Przyszłość łańcucha pokarmowego
Wykorzystaliśmy ten model by przewidzieć przyszłość w czterech różnych skalach ocieplenia w przedziale od 1,5 do 4°C. Niestety, zdolność tego typu planktonu do radzenia sobie ze zmianami klimatycznymi jest znacznie bardziej ograniczona niż podczas wcześniejszego ocieplenia. Przeprowadzone przez nas badanie podkreśla różnicę między szybszym ociepleniem spowodowanym przez człowieka a wolniejszym ociepleniem geologicznym dla planktonu morskiego. Obecne zmiany klimatu są zbyt szybkie i zmniejszają podaż żywności ze względu na stratyfikację oceanów, co utrudnia planktonowi przystosowanie się aktualnych warunków.

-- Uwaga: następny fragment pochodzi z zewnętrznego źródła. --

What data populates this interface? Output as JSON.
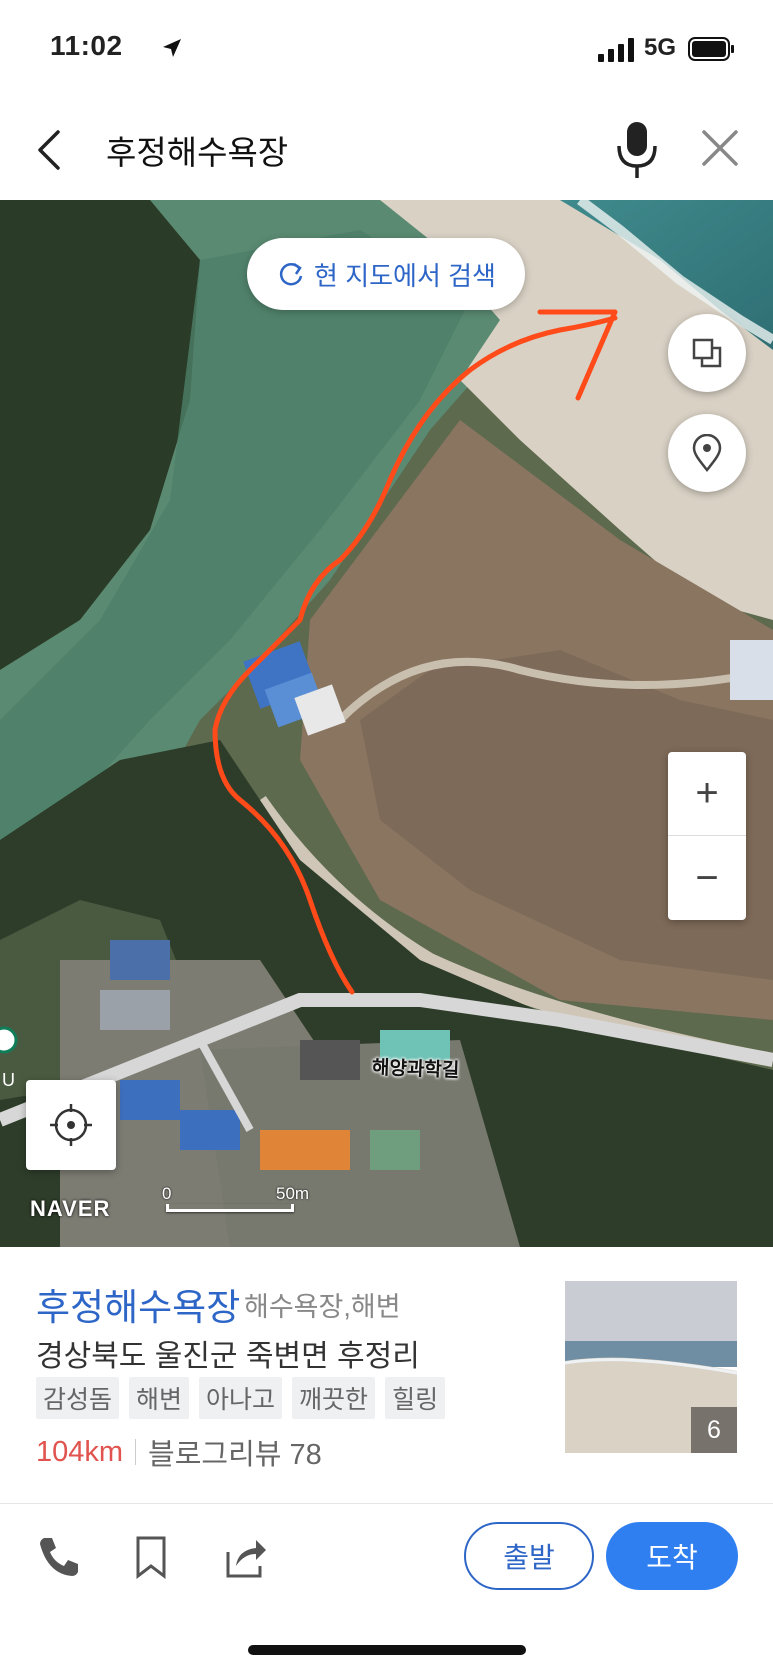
{
  "status_bar": {
    "time": "11:02",
    "network": "5G",
    "location_icon": "location-arrow-icon",
    "signal_icon": "signal-bars-icon",
    "battery_icon": "battery-icon"
  },
  "search": {
    "query": "후정해수욕장",
    "back_icon": "chevron-left-icon",
    "mic_icon": "microphone-icon",
    "clear_icon": "close-icon"
  },
  "map": {
    "search_here_label": "현 지도에서 검색",
    "refresh_icon": "refresh-icon",
    "layers_icon": "layers-icon",
    "pin_icon": "map-pin-icon",
    "zoom_in": "+",
    "zoom_out": "−",
    "locate_icon": "crosshair-icon",
    "road_label": "해양과학길",
    "brand": "NAVER",
    "scale_zero": "0",
    "scale_distance": "50m",
    "annotation_color": "#ff4a1a"
  },
  "place": {
    "name": "후정해수욕장",
    "category": "해수욕장,해변",
    "address": "경상북도 울진군 죽변면 후정리",
    "tags": [
      "감성돔",
      "해변",
      "아나고",
      "깨끗한",
      "힐링"
    ],
    "distance": "104km",
    "reviews": "블로그리뷰 78",
    "photo_count": "6"
  },
  "actions": {
    "call_icon": "phone-icon",
    "save_icon": "bookmark-icon",
    "share_icon": "share-icon",
    "depart_label": "출발",
    "arrive_label": "도착"
  },
  "colors": {
    "brand_blue": "#2d66c7",
    "arrive_blue": "#2f7ff0",
    "distance_red": "#e0534e"
  }
}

Fitoplankton produkuje około 50% tlenu na świecie. Oznacza to, że co drugi nasz oddech możemy zawdzięczać algom morskich, pozostałe zaś roślinom lądowym. Część planktonu żywi się innym planktonem. Z kolei ten jest zjadany przez ryby, a następnie ssaki morskie, dzięki czemu energia jest przekazywana w górę łańcucha pokarmowego. Fotosyntetyzujący fitoplankton jest również naturalną maszyną do wiązania węgla, magazynującą 45 razy więcej węgla niż atmosfera.

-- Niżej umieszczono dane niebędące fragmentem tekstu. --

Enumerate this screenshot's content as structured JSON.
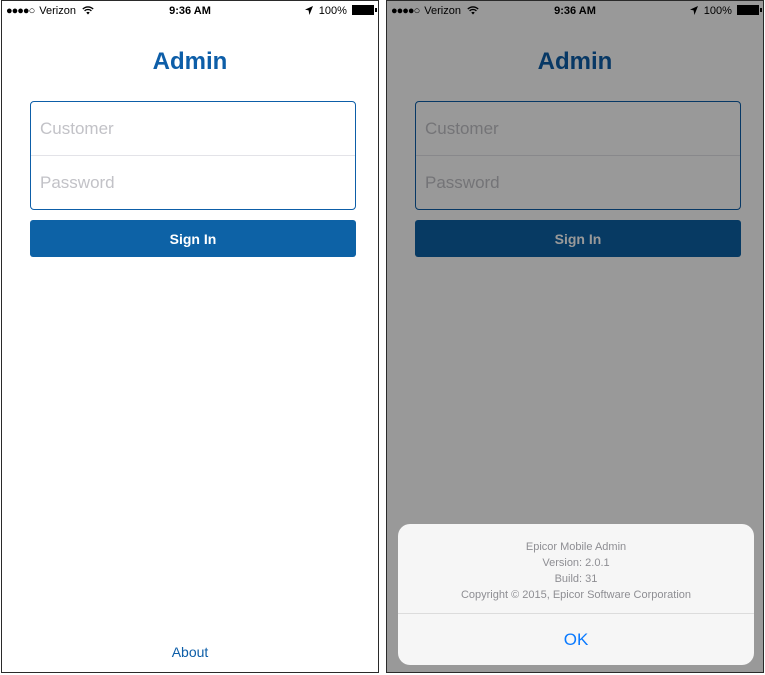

Na całym świecie wiele osób w dużym stopniu polega na żywności z oceanu jako głównym źródle białka. Gdy zmiany klimatu zagrażają planktonowi morskiemu, ma to ogromny wpływ na pozostałą część morskiej sieci pokarmowej. Morskie ssaki żywiące się planktonem, takie jak wieloryby, nie będą miały wystarczającej ilości pożywienia, a dla drapieżników (i ludzi) oznacza to mniej ryb do jedzenia. Zmniejszenie skali ocieplenia i spowolnienie jego tempa są niezbędne do ochrony dobrostanu oceanów.